Dados de celulares e Twitter ajudam no combate ao ebola, dizem especialistas



A epidemia do ebola, que já matou mais de quatro mil pessoas, pode ser controlada com ajuda da análise de dados provenientes de fontes tão diversas como a telefonia celular e o uso de mídia sociais.
mapa
(Foto: Flowminder.org/worldpop)
Pelo menos na visão de segmentos da comunidade científica, para quem a análise de dados grandes acumulados – o chamado “big data” – desponta como uma arma valiosa para agências internacionais, ONGs e governos na missão de tentar estar um passo à frente do vírus, no momento em que a Organização Mundial de Saúde (OMS) alerta para o ritmo crescente da velocidade de contágio.
Os números mais recentes são de que quase 10 mil pessoas já foram infectadas pelo ebola desde que a atual epidemia foi detectada, em março de 2014.
Telefones celulares
Apesar das deficiências de infraestrutura, a África registra uma alta difusão de telefones celulares, mesmo em países mais pobres. E os aparelhos se transformaram numa impressionante “mina” de dados.
A ONG sueca Flowminder está analisando informações fornecidas por operadoras de telefonia celular africanas para mapear movimentos populacionais em países da região.
Os mapas oferecem às autoridades indicações sobre locais para a instalação de centros para tratamento de doentes e, ainda que de forma controversa, fornecem subsídios para controles de viagem.
O problema é que os dados mostram movimentações passadas, e o desafio das autoridades é tentar mapear o avanço do vírus em tempo próximo ao real. Até porque epidemias alteram o curso de movimentação das pessoas.
É por isso que organizações como o Centro de Controle de Doenças (CDC), nos Estados Unidos, estão coletando informações em tempo real de torres de transmissão de sinais de celular para rastrear a origem de ligações a linhas de emergência.
Em 2010, após o terremoto do Haiti, pesquisadores suecos do Instituto Karolinska e americanos da Columbia University analisaram dados de ligações de mais de 2 milhões de celulares de uma rede local.
Esses dados permitiram que a ONU e agências humanitárias pudessem entender a movimentação da população durante as operações de resgate e mais tarde, durante o surto de cólera – o que ajudou na alocação mais eficiente de recursos e na identificação de áreas com risco de novos surtos da doença.
Mapa de calor
Um aumento no fluxo de ligações em determinadas áreas pode ser sinal do surgimento de um novo foco de ebola.
O mapeamento em tempo real também fornece um “mapa de calor” sobre a atividade da população.
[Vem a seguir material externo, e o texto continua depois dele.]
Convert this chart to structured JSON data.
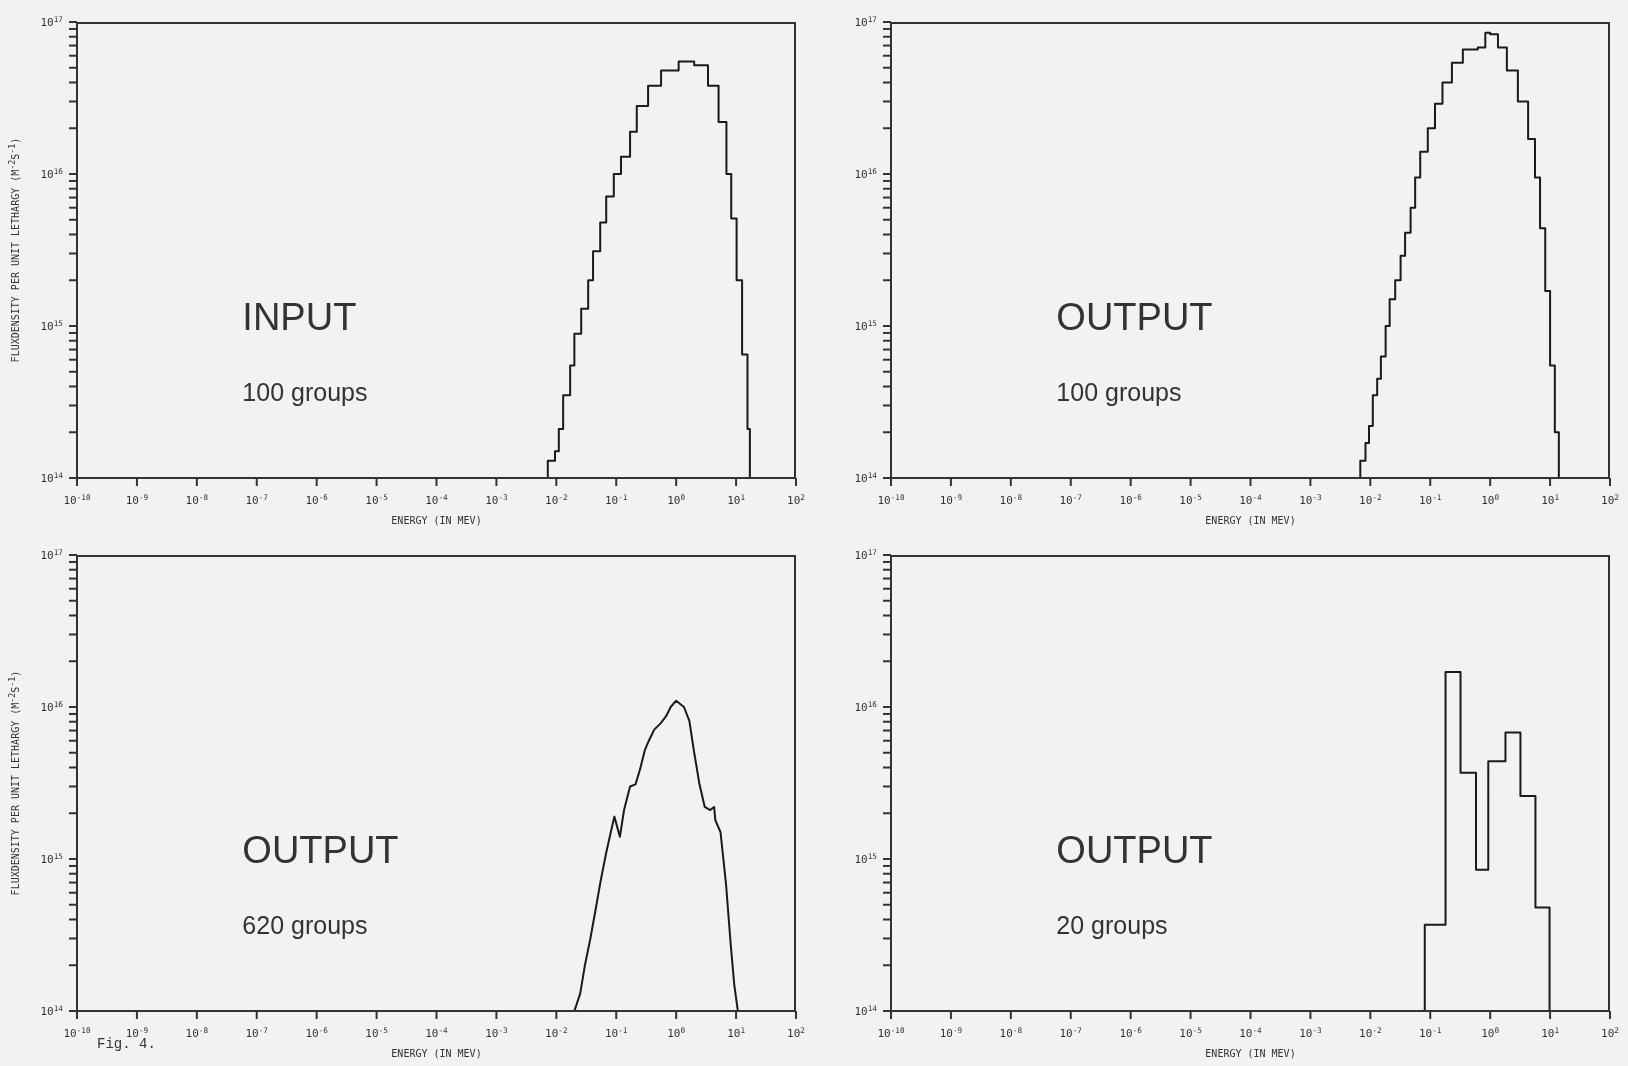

“Nunca tivemos tamanho acesso em larga escala a dados de telefonia celular. Podemos agora ajudar as organizações médicas e os governos a antecipar para que locais as doenças podem se espalhar. Antes, tínhamos apenas censos e relatórios de polícia e hospitais”, explica Nuria Oliver, diretora de pesquisas científicas da Telefonica, operadora espanhola de telefonia celular.
Outro recurso são aplicativos com informações e mapeamento. A BBC, por exemplo, lançou nesta quarta-feira um serviço de informações sobre o vírus usando o Whatsapp.
Analistas também defendem uma atenção especial ao monitoramento da internet. Seja sobre a atividade das ferramentas de busca ou dos “trending topics” em mídias sociais.
No ano passado, por exemplo, um projeto reunindo a consultoria Accenture, a empresa de análise de dados SAS e a Universidade da Carolina do Norte, alega ter detectado uma epidemia de gripe nos EUA entre 2012 e 2013 três meses antes do CDC fazer um anúncio oficial.
Cura colaborativa
Para Tim Gamble, consultor da empresa Datamonitor Healthcare, a análise do “big data” pode ajudar a desvendar mistérios da composição genética do vírus, como a razão de algumas variações serem mais mortais ou de algumas pessoas serem mais resistentes ao vírus.
Gamble, que trabalhou na companhia farmacêutica americana Pfizer, cita o caso das pesquisas sobre o HIV.
“O tratamento retroviral para o HIV só decolou depois de percebermos que populações escandinavas tinham mais resistência. A partir daí pudemos desenvolver uma droga que imitava a maneira como aqueles pessoas resistiam”, explica.